The days when the "name five famous Belgians" challenge would see people relying on fictional characters such as Tintin and Hercule Poirot to complete their quintet are long gone. Unfortunately none of the golden generation of footballers who rendered this particular parlour game redundant will feature in Dublin with Martinez naming a development squad with one eye firmly focused on the 2026 World Cup.

Such extraordinary forward planning is not unusual in Belgian football. In 2013 when Gent were building a new stadium they were careful to install exactly 19,999 seats to avoid the higher taxation levied on stadiums with one additional seat.

As Belgium are travelling with a shadow squad their support staff will be more recognisable to most Irish fans than their players. Anthony Barry makes an immediate return to Lansdowne Road just weeks after he left Stephen Kenny's backroom team to take up a similar role with Belgium. Sitting alongside Barry in the away dugout will be his fellow coaches including former Arsenal greats Thomas Vermaelen and Thierry Henry whose infamous handball remains one of the most controversial moments in the history of Irish soccer.

Belgium's team is likely to include a number of hugely underrated Premier League players including Leandro Trossard (Brighton), Leander Dendoncker (Wolves) and Youri Tielemans and Timothy Castagne (both Leicester City). However the outstanding emerging talent remains teenager Jérémy Doku (Rennes) who on his last visit to Dublin in May 2019 put in an exceptional performance at Tallaght Stadium to eliminate Ireland from the European Under-17 Championships that they were hosting.

But perhaps it is oddly appropriate that Belgium have left all of their most celebrated faces at home. After all Belgium’s most famous player never won an international cap and is world famous for a single victory that he secured while wearing a suit and tie.

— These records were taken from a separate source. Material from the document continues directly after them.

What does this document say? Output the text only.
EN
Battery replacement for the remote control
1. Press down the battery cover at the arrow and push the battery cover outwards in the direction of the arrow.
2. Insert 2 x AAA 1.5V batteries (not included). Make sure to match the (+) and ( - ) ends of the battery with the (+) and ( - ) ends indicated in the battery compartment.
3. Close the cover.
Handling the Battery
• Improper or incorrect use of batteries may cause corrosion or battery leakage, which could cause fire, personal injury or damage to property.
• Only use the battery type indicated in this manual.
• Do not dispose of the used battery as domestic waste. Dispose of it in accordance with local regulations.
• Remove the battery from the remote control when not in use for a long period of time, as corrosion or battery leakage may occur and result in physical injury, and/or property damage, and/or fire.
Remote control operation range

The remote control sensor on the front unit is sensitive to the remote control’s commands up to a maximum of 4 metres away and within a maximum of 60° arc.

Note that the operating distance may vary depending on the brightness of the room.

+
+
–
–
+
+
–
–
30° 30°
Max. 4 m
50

In 1990 Jean-Marc Bosman wished to move to Dunkirk but his club RFC Liège demanded a fee of £500,000 even though his contract had expired. Bosman went to the European Court of Justice who in a landmark ruling decided that out-of-contract players in the European Union had the right to move clubs without a transfer fee. Sadly the only footballer who didn't benefit from the Bosman ruling was Bosman himself as his five-year fight against football's powerful governing bodies left him penniless, depressed and an alcoholic. Most of the damages awarded to Bosman went to pay his lawyers with the rest being invested disastrously in a T-shirt business.

Bosman hoped that footballers suitably grateful for the incredible wealth that he had generated for them would buy his Who’s the Boz T-shirts but only one was ever sold – purchased by the son of one of his lawyers. A philosophical Bosman later said: “I must be Belgium’s most famous football player but nobody knows who I am.”

James McDermott is a UCD law lecturer and a fervent soccer supporter.